Trauma symptoms, as you no doubt know, are different than those for depression, but there is a little overlap. They manifest at such a gut-level depth that the usual self-care doesn't always help as much, though as mentioned by others, it's a really good idea. When it happens to me, I treat it like the flu. I have to take care of myself, distract myself from pain as much as I can, and let it run its course. It does get better.

Also, what helps me objectify it is knowing this feeling of worthlessness is a symptom of an illness--trauma--and not a reflection of reality.

In addition to the good suggestions above, perhaps it would help to take care of your physical self as much as you can and distract yourself with whatever your favorite activities are that you feel up to. For me, that's video games, watching good streaming TV, researching something on the web that interests me (usually history), ordering out, and reading.

Sending love.
posted by J. Tiberius at 3:44 PM on October 13, 2018


Stop minding so much.
I'm gonna call bullshit

Yeah. Me, too. I can't stop minding so much. I can stop looking at it, but I can't stop minding so much. It may be possible to mind in a different way, however, and to rethink just who in all this is "lower than dirt," because it sure as hell is not me or you. My friend and I got together before the final confirmation hearing to mind. Then we minded separately until today, when, thinking about this thread, actually, I called to report that I minded so much that I'd missed work over it. Just in case she was feeling similarly. (Yes.) (Of course.) Now she and I are going to meet and write postcards to voters. There's a little cafe/bar that feels like you're inside a music box. We'll get a bottle of wine and write the postcards and mind the shit out of this together. Audre Lorde is definitely the one to read right now.
posted by Don Pepino at 7:40 PM on October 13, 2018 [3 favorites]

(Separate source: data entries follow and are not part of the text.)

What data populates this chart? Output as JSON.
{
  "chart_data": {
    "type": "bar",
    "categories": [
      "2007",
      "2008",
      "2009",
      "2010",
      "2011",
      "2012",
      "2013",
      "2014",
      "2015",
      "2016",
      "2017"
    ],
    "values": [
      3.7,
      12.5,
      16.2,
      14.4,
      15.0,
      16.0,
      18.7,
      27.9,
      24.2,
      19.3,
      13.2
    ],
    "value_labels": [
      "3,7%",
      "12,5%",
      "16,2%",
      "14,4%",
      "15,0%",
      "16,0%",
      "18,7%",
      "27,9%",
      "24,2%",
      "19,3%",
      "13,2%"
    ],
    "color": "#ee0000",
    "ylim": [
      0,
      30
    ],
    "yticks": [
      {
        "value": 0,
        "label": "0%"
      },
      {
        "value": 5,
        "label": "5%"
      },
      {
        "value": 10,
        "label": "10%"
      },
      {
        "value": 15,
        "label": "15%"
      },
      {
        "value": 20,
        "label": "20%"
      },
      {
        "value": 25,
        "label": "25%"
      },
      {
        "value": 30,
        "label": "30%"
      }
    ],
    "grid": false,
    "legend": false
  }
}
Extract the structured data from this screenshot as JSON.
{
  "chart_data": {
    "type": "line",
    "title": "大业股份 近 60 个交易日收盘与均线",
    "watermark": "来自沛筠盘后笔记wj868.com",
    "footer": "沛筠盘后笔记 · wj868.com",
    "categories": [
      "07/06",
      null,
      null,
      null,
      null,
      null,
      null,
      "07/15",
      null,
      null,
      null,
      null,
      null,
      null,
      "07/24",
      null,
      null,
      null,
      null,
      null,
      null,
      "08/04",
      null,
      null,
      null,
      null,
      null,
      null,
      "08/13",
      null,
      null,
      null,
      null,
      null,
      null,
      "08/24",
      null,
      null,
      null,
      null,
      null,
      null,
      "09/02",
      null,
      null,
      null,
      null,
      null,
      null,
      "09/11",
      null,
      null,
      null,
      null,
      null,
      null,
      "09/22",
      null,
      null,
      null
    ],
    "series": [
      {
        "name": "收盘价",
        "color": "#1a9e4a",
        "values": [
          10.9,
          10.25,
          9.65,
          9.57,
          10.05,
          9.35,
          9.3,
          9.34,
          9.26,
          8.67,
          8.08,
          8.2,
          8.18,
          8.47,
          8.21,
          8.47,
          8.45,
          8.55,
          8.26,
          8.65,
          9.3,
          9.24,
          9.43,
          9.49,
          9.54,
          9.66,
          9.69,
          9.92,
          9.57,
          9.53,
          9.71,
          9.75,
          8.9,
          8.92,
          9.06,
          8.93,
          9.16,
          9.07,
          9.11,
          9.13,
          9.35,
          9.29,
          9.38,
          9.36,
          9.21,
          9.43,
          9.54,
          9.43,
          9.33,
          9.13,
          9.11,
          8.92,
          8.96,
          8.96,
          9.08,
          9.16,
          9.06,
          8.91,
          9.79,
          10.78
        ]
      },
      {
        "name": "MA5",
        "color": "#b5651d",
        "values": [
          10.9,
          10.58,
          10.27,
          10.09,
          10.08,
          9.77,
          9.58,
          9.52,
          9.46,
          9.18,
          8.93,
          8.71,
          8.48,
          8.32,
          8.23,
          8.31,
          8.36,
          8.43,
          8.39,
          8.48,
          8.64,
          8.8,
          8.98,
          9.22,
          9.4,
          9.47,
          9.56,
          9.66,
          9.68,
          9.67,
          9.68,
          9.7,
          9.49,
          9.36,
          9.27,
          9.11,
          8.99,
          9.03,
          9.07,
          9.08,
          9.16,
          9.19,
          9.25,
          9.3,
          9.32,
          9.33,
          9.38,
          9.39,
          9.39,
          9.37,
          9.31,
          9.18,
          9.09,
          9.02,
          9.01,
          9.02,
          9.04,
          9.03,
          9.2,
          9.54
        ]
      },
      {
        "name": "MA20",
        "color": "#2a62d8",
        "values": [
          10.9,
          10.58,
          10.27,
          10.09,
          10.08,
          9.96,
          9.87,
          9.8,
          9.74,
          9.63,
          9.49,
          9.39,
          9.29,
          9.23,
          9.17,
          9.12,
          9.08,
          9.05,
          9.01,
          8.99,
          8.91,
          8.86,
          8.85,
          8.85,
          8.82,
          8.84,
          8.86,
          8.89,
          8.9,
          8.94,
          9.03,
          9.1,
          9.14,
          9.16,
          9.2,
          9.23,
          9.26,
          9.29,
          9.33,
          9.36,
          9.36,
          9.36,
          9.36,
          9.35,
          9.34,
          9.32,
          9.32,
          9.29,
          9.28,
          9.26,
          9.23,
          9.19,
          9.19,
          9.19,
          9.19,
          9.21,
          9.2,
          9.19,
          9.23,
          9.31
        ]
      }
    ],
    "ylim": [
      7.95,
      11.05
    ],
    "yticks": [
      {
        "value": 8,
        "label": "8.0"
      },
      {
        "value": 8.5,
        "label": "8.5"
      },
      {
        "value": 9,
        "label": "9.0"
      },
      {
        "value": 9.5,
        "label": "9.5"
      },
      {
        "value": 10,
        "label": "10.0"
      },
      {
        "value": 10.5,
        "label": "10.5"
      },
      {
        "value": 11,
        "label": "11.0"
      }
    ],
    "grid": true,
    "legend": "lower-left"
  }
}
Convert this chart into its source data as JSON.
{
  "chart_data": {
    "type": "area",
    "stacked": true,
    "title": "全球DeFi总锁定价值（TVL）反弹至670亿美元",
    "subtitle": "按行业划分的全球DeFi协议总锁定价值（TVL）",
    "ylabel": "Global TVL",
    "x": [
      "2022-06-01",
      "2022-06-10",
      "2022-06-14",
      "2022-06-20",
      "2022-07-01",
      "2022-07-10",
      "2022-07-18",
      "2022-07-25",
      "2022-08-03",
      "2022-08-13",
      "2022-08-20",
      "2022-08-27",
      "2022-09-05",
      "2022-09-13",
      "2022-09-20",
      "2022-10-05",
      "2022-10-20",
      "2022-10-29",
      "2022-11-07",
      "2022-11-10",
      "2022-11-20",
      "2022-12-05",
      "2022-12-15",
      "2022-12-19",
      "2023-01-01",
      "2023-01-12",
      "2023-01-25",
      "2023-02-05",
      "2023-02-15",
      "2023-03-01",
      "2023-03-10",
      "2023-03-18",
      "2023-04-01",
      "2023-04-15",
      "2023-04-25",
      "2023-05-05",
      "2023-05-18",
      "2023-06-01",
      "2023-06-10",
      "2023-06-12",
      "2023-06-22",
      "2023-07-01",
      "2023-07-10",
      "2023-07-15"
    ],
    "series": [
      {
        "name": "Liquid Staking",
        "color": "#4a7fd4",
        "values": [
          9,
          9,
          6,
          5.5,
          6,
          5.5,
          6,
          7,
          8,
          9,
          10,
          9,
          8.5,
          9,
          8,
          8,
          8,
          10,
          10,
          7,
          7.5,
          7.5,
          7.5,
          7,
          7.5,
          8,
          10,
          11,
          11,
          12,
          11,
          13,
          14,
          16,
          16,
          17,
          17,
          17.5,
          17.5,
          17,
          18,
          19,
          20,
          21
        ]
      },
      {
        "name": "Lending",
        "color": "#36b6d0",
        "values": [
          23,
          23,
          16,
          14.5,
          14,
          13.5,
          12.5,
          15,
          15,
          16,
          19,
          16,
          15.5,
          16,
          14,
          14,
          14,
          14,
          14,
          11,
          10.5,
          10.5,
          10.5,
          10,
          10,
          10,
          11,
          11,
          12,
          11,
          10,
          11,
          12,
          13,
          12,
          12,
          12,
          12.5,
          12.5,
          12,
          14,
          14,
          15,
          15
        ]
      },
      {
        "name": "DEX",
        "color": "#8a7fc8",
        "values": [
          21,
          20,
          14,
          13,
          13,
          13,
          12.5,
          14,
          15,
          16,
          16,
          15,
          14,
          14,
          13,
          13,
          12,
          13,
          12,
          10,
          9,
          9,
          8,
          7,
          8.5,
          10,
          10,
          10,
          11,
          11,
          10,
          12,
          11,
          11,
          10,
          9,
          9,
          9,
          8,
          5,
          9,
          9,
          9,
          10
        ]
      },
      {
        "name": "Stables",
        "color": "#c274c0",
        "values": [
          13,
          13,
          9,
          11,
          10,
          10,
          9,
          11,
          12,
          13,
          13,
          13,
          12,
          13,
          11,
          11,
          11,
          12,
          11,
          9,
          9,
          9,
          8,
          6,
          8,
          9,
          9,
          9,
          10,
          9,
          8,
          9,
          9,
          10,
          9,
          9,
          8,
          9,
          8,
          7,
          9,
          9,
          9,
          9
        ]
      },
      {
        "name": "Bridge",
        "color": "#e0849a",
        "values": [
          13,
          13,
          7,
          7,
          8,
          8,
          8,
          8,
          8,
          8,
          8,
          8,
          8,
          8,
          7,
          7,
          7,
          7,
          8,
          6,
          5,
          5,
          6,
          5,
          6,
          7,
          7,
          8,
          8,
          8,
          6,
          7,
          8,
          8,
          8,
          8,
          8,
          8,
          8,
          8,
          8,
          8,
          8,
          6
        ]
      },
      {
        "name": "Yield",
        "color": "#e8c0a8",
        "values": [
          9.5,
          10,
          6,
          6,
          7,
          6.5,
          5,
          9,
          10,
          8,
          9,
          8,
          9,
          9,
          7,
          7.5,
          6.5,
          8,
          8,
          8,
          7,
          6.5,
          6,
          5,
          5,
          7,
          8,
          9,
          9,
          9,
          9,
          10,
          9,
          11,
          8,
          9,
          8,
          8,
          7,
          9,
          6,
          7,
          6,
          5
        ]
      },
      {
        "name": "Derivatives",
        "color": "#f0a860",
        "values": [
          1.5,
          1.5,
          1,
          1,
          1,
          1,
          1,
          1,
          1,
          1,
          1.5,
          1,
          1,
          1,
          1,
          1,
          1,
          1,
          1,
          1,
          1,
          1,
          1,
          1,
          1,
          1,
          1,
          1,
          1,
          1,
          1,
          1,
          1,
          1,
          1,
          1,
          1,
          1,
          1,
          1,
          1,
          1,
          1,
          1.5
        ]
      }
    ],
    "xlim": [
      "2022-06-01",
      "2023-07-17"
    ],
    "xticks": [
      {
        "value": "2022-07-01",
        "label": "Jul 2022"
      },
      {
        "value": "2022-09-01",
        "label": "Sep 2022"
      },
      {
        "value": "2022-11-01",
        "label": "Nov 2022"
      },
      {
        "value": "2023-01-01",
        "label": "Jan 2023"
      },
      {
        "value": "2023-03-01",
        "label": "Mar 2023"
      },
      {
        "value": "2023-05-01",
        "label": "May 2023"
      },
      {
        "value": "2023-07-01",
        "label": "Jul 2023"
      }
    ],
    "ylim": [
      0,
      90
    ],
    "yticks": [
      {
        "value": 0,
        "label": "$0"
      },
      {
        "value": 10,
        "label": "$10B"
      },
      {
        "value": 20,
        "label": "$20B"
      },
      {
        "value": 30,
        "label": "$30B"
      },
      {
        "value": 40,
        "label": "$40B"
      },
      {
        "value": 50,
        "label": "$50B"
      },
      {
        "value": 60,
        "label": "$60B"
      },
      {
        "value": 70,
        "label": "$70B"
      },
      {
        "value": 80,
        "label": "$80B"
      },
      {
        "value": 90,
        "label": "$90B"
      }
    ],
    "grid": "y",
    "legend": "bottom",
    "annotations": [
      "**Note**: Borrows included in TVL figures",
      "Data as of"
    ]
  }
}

Response by poster: Thank you, everyone. I’m taking all this in. Still feeling really low, but I went for a walk on the Jones Beach boardwalk at sunset (and photographed some beautiful skies even though I was crying a lot), worked on sewing projects, and watched Priscilla, Queen of the Desert this evening. Tomorrow I’m planning to go to a quilt show and hike with a friend.
posted by ocherdraco at 10:49 PM on October 13, 2018 [5 favorites]


You are doing all the right things. It takes time. Be proud of what you achieved yesterday - you are doing great.
posted by crazycanuck at 2:00 PM on October 14, 2018


Response by poster: I used so many bits of advice from this thread over the past week—I even got really good bread and butter and used it. And thankfully, the current episode has resolved in the past couple days. I marked J. Tiberius's answer as best because a number of things over the past week made it clearer that this was a manifestation of PTSD rather than depression on its own, but nearly every answer here had something useful in it.
posted by ocherdraco at 8:25 PM on October 20, 2018 [2 favorites]


Hahaaa, me too, yesterday I got a loaf of sourdough and made a ton of toast! Cheers to you, and so glad it got better.